Je suis au bureau, heureusement seule devant mon ordinateur, et me passe en boucle des photos. Je suis mal, très mal. Sur toutes les photos, il rit, il fait des grimaces, il vit, il me prend dans ses bras. Et je réalise encore plus durement qu'il n'est plus là. J'ai envie de parler de lui, mais à qui. Mes collègues sont toute jeune, l'une est enceinte et n'a pas envie d'entendre des choses tristes, normal. Mes filles, je ne veux pas raviver leur chagrin. Ecrire, je le fais tous les soirs, mais je me sens si seule. Il me manque tellement. C'était un homme gai, qui avait de l'humour, qui juste en me serrant dans ses bras il arrivait à me rassurer, à ôter les problèmes de la journée. Il restait charmeur, même après tant d'années passées ensemble. Les copines de mes filles le traitaient de "beau gosse". Nous avions 8 ans de différence, mais ça ne se voyait pas. Et en même temps, il se fichait complètement de son aspect, c'était une vrai galère pour l'amener en ville pour s'habiller. Quand nous étions dans notre maison du Limousin, il était toujours habillé en jeans déchirés, en vieux sweat, à courir les rivières à truites, ou les coins à champignons.

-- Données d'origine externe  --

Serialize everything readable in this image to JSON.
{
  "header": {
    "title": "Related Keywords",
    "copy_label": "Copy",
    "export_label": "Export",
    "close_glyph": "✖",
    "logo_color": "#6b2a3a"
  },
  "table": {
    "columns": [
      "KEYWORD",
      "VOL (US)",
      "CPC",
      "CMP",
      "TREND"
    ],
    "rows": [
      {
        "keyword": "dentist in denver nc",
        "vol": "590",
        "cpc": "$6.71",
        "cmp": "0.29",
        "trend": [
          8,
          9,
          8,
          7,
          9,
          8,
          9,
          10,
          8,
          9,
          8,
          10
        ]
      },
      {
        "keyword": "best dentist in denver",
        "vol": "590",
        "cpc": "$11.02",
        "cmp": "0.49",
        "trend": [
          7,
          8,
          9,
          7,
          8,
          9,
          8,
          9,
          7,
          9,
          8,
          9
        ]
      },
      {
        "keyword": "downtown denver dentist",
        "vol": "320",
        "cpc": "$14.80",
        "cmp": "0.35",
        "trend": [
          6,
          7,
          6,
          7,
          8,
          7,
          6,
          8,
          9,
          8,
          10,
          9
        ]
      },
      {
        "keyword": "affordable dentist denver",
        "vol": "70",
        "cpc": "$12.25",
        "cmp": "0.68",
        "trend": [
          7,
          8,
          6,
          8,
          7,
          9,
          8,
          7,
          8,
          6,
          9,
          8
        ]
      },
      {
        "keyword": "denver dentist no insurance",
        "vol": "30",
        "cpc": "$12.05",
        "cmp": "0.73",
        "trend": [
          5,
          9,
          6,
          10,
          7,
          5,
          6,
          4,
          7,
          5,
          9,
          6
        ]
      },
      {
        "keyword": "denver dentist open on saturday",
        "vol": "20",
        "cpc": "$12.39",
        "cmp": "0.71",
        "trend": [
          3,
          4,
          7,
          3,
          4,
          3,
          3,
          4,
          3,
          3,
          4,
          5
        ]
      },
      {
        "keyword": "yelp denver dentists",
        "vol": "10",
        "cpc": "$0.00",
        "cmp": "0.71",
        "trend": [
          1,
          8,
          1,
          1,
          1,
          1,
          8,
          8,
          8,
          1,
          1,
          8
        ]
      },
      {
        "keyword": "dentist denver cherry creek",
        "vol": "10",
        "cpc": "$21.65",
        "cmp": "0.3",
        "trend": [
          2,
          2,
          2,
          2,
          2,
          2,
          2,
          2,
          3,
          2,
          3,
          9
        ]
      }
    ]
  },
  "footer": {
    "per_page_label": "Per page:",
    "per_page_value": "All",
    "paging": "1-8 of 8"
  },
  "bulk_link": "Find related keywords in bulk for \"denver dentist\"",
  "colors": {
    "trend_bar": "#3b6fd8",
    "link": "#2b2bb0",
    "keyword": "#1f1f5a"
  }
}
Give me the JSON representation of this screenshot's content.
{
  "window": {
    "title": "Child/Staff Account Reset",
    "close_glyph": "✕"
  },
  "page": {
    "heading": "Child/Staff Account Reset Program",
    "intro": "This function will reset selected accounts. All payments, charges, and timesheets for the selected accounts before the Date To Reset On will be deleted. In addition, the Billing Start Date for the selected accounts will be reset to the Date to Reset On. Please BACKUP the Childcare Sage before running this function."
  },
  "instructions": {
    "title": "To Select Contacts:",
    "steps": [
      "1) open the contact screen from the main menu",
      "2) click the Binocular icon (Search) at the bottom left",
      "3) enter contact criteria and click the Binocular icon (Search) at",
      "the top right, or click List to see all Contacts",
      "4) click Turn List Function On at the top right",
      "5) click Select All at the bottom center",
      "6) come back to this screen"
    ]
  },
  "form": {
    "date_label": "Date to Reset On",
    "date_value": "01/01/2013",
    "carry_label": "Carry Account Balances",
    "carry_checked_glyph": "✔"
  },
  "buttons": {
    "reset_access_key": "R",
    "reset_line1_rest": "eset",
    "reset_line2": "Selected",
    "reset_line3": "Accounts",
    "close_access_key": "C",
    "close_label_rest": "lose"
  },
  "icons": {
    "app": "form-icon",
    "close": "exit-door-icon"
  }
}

Je disais à mes filles ce WE que je n'arrive plus à lui trouver de défauts, et pourtant, comme tout le monde il en avait. Il n'y a que les bons souvenirs qui surgissent, les bons moments passés ensemble, les voyages que nous avons faits. Les engueulades n'arrivent plus jusqu'à mon cerveau, et pourtant, il y en a eu. Mais les réconciliations étaient si agréables.
Je ne devrais pas regarder ces photos, je sais que ça va me faire mal. Mais je ne peux pas m'en empêcher, et je pleure sur ce bonheur perdu, et surtout sur ce qu'aurait dû être notre vie, sur notre avenir que nous voyions ensemble. Nous nous voyions vieillir ensemble, mais en même temps je ne me suis jamais vue petite vieille auprès de lui... J'ai l'impression de ressasser toujours les mêmes choses mais il n'y a qu'ici que je peux parler de lui librement. ça me soulage, même si vous ne le connaissiez pas, j'en ai besoin.
J'avais l'impression d'aller à peu près bien ce matin. J'ai fait de l'aquarelle avec deux amis, nous avons parlé de tout et de rien. J'avais juste l'ombre de Fabrice qui planait derrière moi en me disant "c'est pas mal". Tant qu'ils ont été là, ça a été. Mais dès que j'ai refermé la porte de la maison, ça n'a plus été du tout. Je ne supporte pas la solitude, le silence de la maison, le fait de me manger seule. Je n'arrive pas à reprendre le poids que j'ai perdu. Lui qui aimait les rondeurs, il me trouverait horrible.
La télé ou la radio sont toujours allumées, alors que je ne regardais que rarement la télé, toujours un livre à la main. Les livres, je n'arrive plus à me concentrer dessus. Alors que la télé fait un bruit de fonds qui me fait me sentir moins seule.
Je voudrais être plus vieille d'un an au moins, pour ressentir ce mieux-être dont vous parlez. Je sais que c'est un passage obligé, mais j'ai l'impression que jamais je n'irais mieux, je l'aimais trop, j'ai trop perdu en le perdant, et mes enfants aussi.
J'espère ne pas vous lasser, j'ai besoin de parler, d'écrire, d'être écoutée, et malheureusement il n'y a que vous qui puissiez comprendre ce que je ressens. Je n'ai toujours pas été chercher les anti-dépresseurs, j'essaye de tenir sans. Juste des somnifères qui n'arrivent à me faire dormir qu'environ 3 h par nuit. Je retourne voir la psy dans 15 jours. Arrivera t-elle à m'apporter quelque chose ? Je ne sais pas. Je suis épuisée physiquement et moralement. Creux de la vague cet après-midi, j'espère remonter un peu à la surface demain.